The administration's proposed business tax cuts are labeled "incentives for plant, equipment and real property." Built around an "accelerated cost recovery" system, they would, by Treasury estimates, cost the federal budget $65 billion per year by fiscal 1986, with that number still rising. The Democratics on the Ways and Means Committee have fashioned an alternative with comparable tax revenue losses.
But with the bulk of the business tax savings received for investment that would have been undertaken anyway, the actual incentive effects are very modest. There is little evidence that each dollar of tax loss from such changes would generate more than 40 cents of added investment.
Compounding the inefficiency, because of its huge revenue losses the administration's new accelerated cost recovery system and the Ways and Means Committee's even more extreme first-year write-offs would be phased in. Current investment would be stimulated all the less as firms would have an incentive to delay capital spending until later years.

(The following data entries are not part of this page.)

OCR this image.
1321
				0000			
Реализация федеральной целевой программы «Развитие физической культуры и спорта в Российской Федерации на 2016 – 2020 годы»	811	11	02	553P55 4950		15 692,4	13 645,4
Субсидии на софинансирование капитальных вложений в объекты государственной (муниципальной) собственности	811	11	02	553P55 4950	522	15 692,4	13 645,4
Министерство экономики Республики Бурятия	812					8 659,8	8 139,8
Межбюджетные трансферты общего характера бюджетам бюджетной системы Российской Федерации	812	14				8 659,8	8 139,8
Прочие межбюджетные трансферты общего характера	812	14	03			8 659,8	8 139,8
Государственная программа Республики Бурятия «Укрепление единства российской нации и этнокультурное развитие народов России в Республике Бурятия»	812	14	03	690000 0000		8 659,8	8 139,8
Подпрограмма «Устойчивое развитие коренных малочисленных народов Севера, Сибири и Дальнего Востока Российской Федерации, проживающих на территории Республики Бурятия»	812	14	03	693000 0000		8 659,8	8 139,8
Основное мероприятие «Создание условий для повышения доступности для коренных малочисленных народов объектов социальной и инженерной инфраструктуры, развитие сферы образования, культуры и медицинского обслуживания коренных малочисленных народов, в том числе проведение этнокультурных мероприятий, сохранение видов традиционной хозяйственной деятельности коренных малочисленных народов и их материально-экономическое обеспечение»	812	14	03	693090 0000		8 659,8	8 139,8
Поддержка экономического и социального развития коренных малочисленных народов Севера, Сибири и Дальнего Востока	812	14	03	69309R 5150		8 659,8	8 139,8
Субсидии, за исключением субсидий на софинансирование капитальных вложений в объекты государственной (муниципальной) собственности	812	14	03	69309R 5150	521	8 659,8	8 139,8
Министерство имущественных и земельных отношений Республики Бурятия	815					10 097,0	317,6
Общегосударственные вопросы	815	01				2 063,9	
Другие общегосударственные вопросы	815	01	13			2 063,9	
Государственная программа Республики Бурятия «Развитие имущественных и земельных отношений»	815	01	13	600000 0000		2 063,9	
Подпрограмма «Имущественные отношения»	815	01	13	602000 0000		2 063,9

The wholesale departure from useful lives and economic depreciation in an acelerated system that divides property into 15-year, 10-year and 3-year categories would create massive distortions. The Ways and Means Committee action, putting much equipment regardless of actual life in a one-year class, would be correspondingly worse. Some investment will receive no encouragement at all, and will, on balance, lose out in competition. Other not necessarily productive investment will offer great opportunities for tax shelter as these new tax advantages plus tax deductible borrowing costs are converted to deferred income and capital gains. The 40 percent of small businesses with no taxable income, along with many large businesses in a similar situation, will receive little or no benefit or stimulus to invest.
Further, while these proposals may redress the balance of depreciation allowances inadequate for replacement in a period of very rapid inflation, they would prove far too high and all the more distortionary if inflation subsides.
An administration dedicated to less government and freer decisions by private enterprise might well cut business taxes but leave the amount and kind of business investment to be determined by market tests of productivity and profit. The Democratic Ways and Means Committee bill has included delayed corporate rate cuts and a phasing-out of the existing investment tax credit.
If Congress and the administration are determined to offer tax incentives for investment, there are much more efficient and effective ways. The key is to offer a large tax advantage related to additional investment. With this goal, I offer the following.
leave current tax depreciation schedules essentially as they are;
eliminate the current 10 percent investment tax credit for equipment;
institute a new 20 percent refundable credit for all investment in excess of depreciation allowances.
In round numbers, since 1981 business spending for plant and equipment is expected to be about $320 billion while depreciation allowances will be some $225 billion, the new 20 percent would amount to about $19 billion. The current investment tax credit is running at a rate of about $20 billion per year. Hence, doubling the credit for equipment and extending the new 20 percent rate of structures but restricting the base to the excess of expenditures over depreciation would actually save the Treasury about a billion dollars.
Tying the investment tax credit to the excess of capital expenditures over depreciation allowances has a number of advantages and meets major objections to both 15-10-5-3 and its alternative.
1. It tends to offer greatest advantages to long-lived investment in which we are said to be most deficient. Since current depreciation is a weighted average of past investment, the gap between current expenditures and depreciation will be greater, in periods of inflation or growth, for long-lived capital.
2. The greater the rate of inflation, the greater will be the difference between capital expenditures and depreciation subject to the credit. If inflation subsides, however, current depreciation will begin to come closer to capital expenditures so that the amount of the credit would lessen. Thus, unlike 15-10-5-3 or first-year write-off, the compensation for inflation will be eliminated as the inflation is eliminated.
3. current depreciation however imperfect, is at least crudely related to economic lives. Hence, these new investment credits would not introduce the vast distortions of the other proposals.
4. Capital expenditures exceed depreciation most in growing firms and industries. The benefits and stimulus of the new investment credit would thus extend more in the direction of the growth in which we profess to be interested.
If Congress and the administration are willing to countenance bonanzas for particular forms of investment and those who profit from tax shelters, they can proceed with 15-10-5-3 or the current Ways and Means alternative. If they really want to stimulate investment, with a very large bang for the buck, a credit of this kind for incremental investment is the way to go.
Then, if we want to reduce business tax rates, how about a 5-10-10 for corporate rates to go with the proposed individual income-tax cuts? Here, by promising more tax cuts in the future, unlike with the phase-in of 15-10-5-3 or first-year write-offs, we would encourage more deductible expenditures now when tax rates are high, so that investment would not be delayed.
Are the administration and Congress still open-minded?